While speaking in Vienna on the 8th of July, 2016, the Parliament President, Doris Bures, addressed the assembly at the federal level. Bures, who held the post of the country’s Transport Minister, Innovation, and Technology from 2008 to 2014, said that her decision to bestow the role to a woman instead was because of the wide gap between the way women were being represented in comparison to men.

On the other hand, the law court discovered that from the onset, there was an observable line in the manner at which the chosen candidate, Zechner, was selected in a better light and with favoritism, above the rest of the applicants, and this was stated in the judgment.

In an attempt to protect her defensive mechanisms, Bures said while speaking to newsmen, that the employment was done in compliance with every tenets and protocol of the law. She nonetheless accepted the fact that one of the reasons for the action during the recruitment exercise was because of enormous discrimination against women in roles such as this one. Bures expressed her hope that the present verdict will not attract scrutiny into the efforts and tenets of appointing women into similar positions.
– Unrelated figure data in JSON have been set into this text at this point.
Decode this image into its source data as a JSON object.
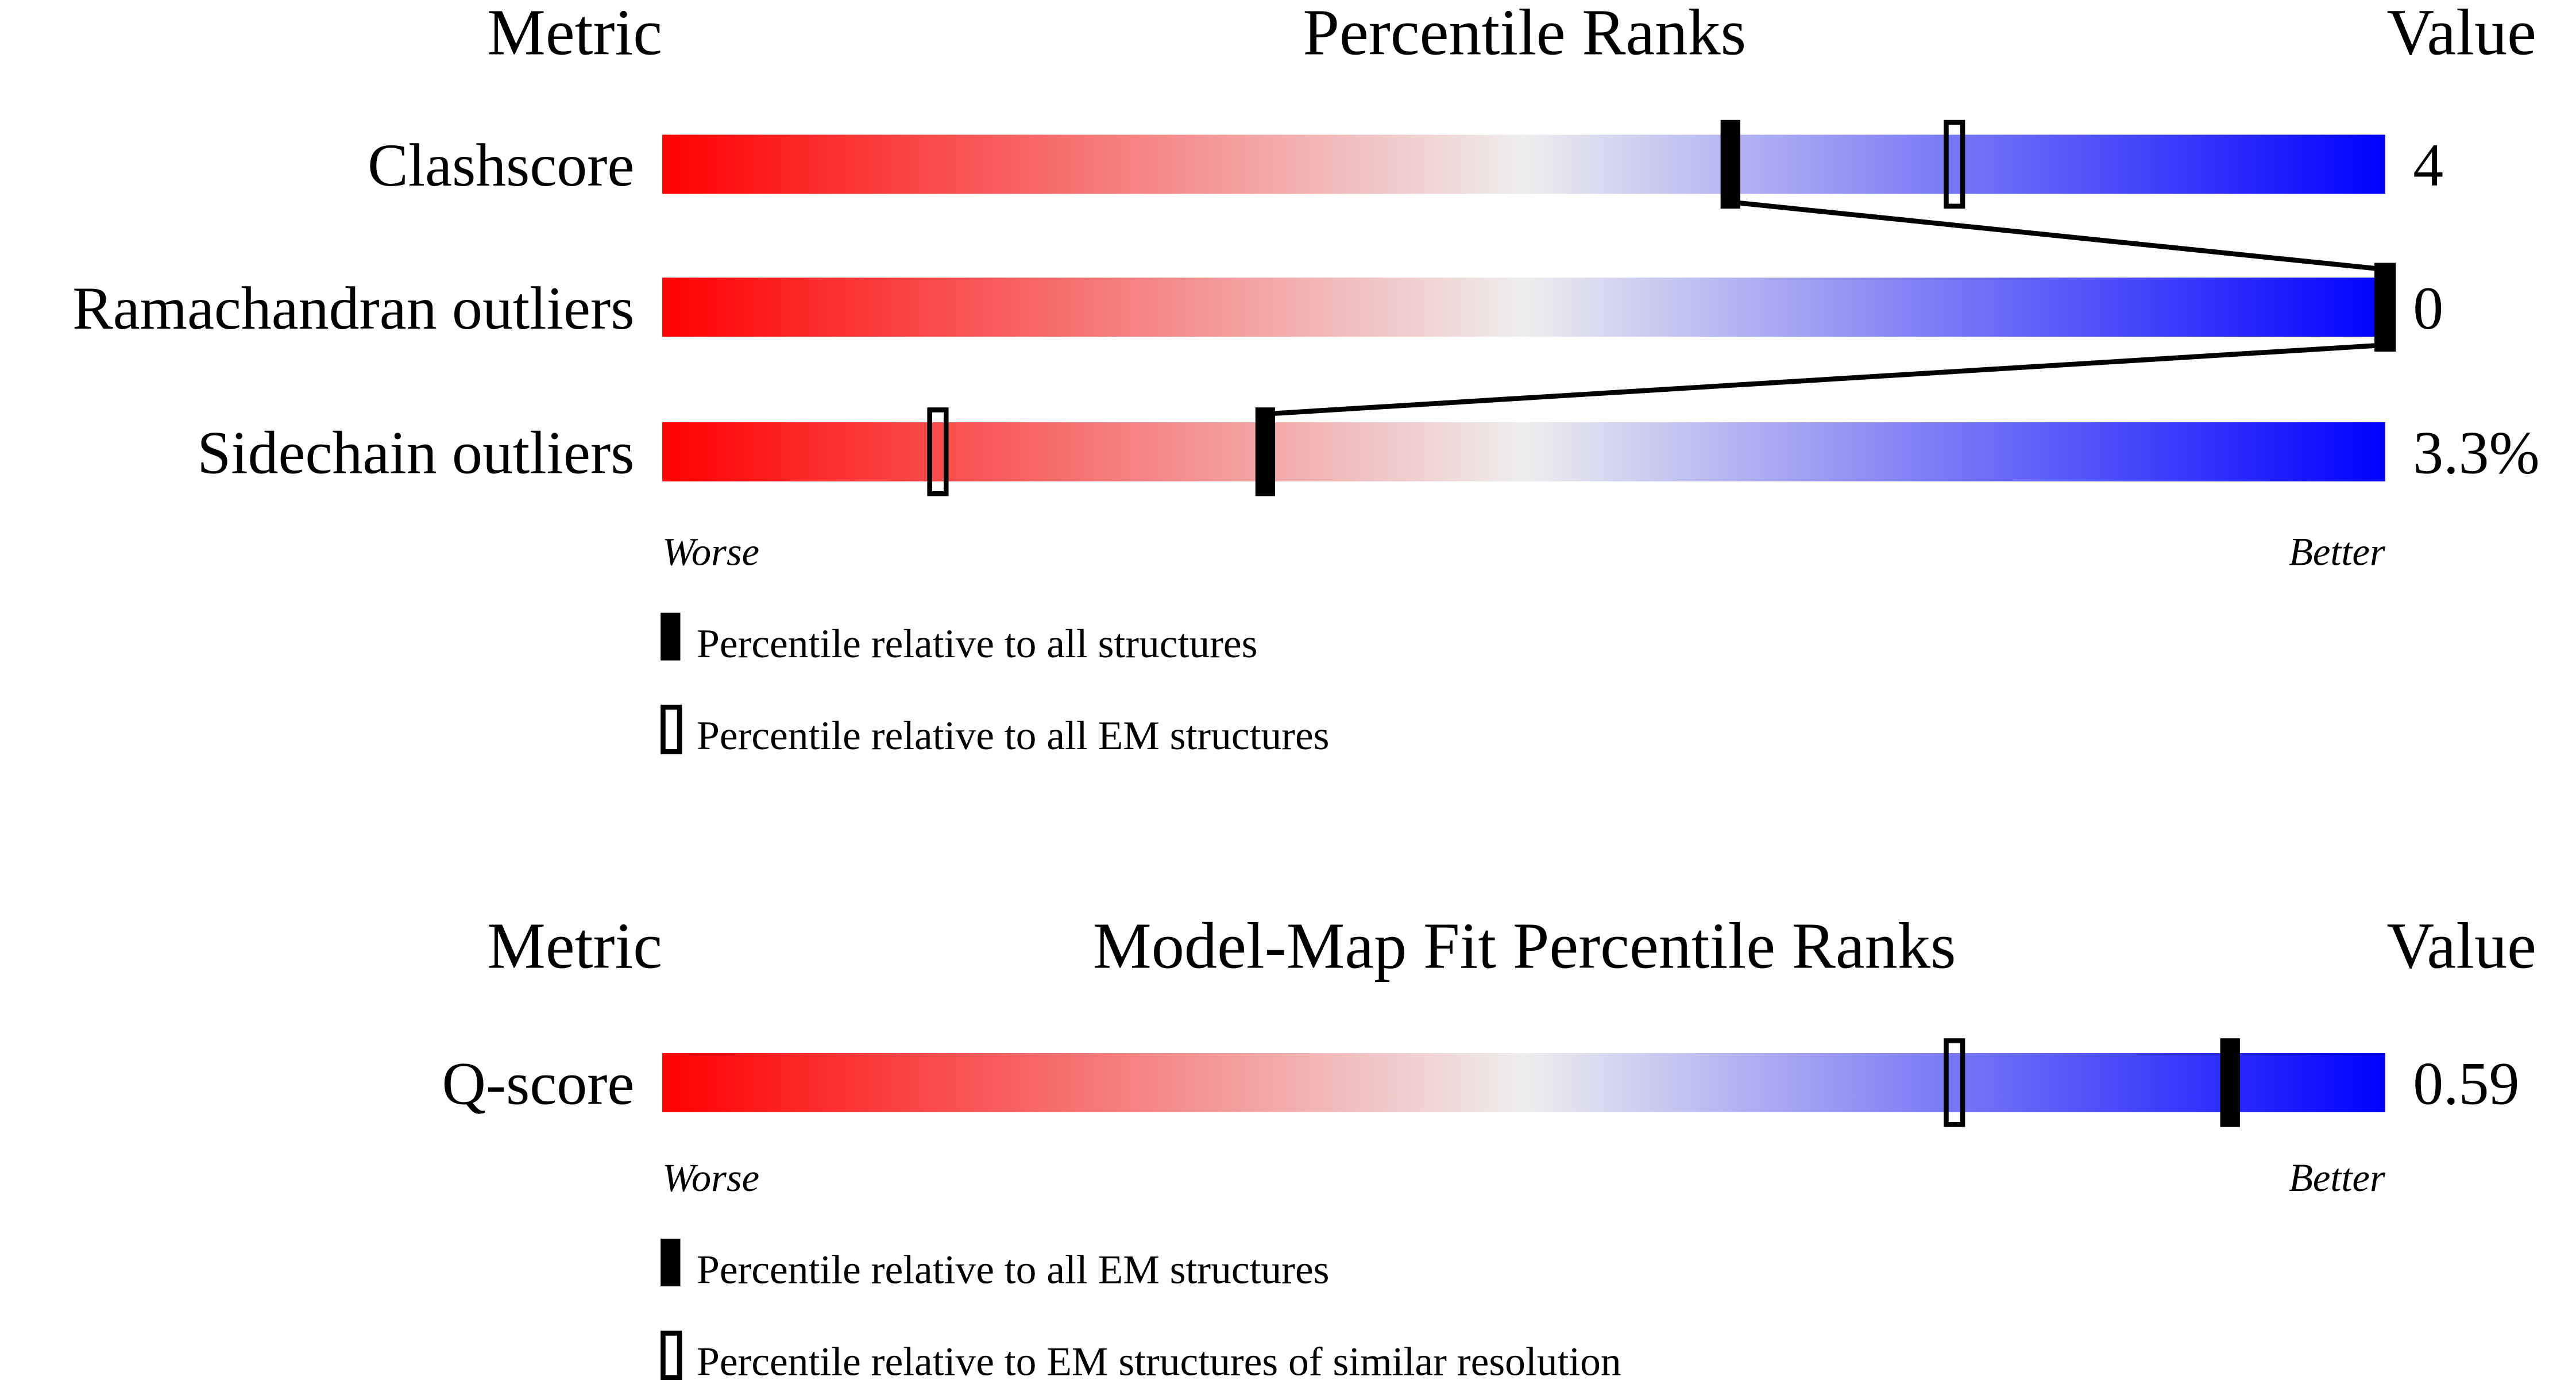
{
  "gradient_colors": {
    "worse": "#ff0000",
    "middle": "#eeeeee",
    "better": "#0000ff"
  },
  "chart_data": [
    {
      "type": "percentile-slider",
      "headers": {
        "metric": "Metric",
        "title": "Percentile Ranks",
        "value": "Value"
      },
      "axis_range": [
        0,
        100
      ],
      "ends": {
        "worse": "Worse",
        "better": "Better"
      },
      "rows": [
        {
          "metric": "Clashscore",
          "value": "4",
          "percentile_all": 62,
          "percentile_em": 75
        },
        {
          "metric": "Ramachandran outliers",
          "value": "0",
          "percentile_all": 100,
          "percentile_em": 100
        },
        {
          "metric": "Sidechain outliers",
          "value": "3.3%",
          "percentile_all": 35,
          "percentile_em": 16
        }
      ],
      "legend": {
        "filled": "Percentile relative to all structures",
        "hollow": "Percentile relative to all EM structures"
      }
    },
    {
      "type": "percentile-slider",
      "headers": {
        "metric": "Metric",
        "title": "Model-Map Fit Percentile Ranks",
        "value": "Value"
      },
      "axis_range": [
        0,
        100
      ],
      "ends": {
        "worse": "Worse",
        "better": "Better"
      },
      "rows": [
        {
          "metric": "Q-score",
          "value": "0.59",
          "percentile_all": 91,
          "percentile_em": 75
        }
      ],
      "legend": {
        "filled": "Percentile relative to all EM structures",
        "hollow": "Percentile relative to EM structures of similar resolution"
      }
    }
  ]
}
When Franzmayr left the ministry, he took up the legal profession which he did for four years, after then, he went back to work as a public servant, clinching the role of a director of the municipal in Wels town in the year 2016. While there, in the early part of March, he got the appointment in the board at Asfinag that supervises the transportation activities. (Asfinag is an operating network for motorway). His appointment was given to him by Norbet Hofer, a party member of Freedom Party (FPO), and the current Minister for Transport.

Asfinag transport network in Austria has been serving a public company for years.

Concertedly, Asfinag’s website announced that the woman whom Franzmayr lost the executive post to under Bures’s tenure back in 2011, Zechner, had also accepted an offer in the same Asfinag at the beginning of March. Her job was the managing director who would be in charge of businesses and marketing issues.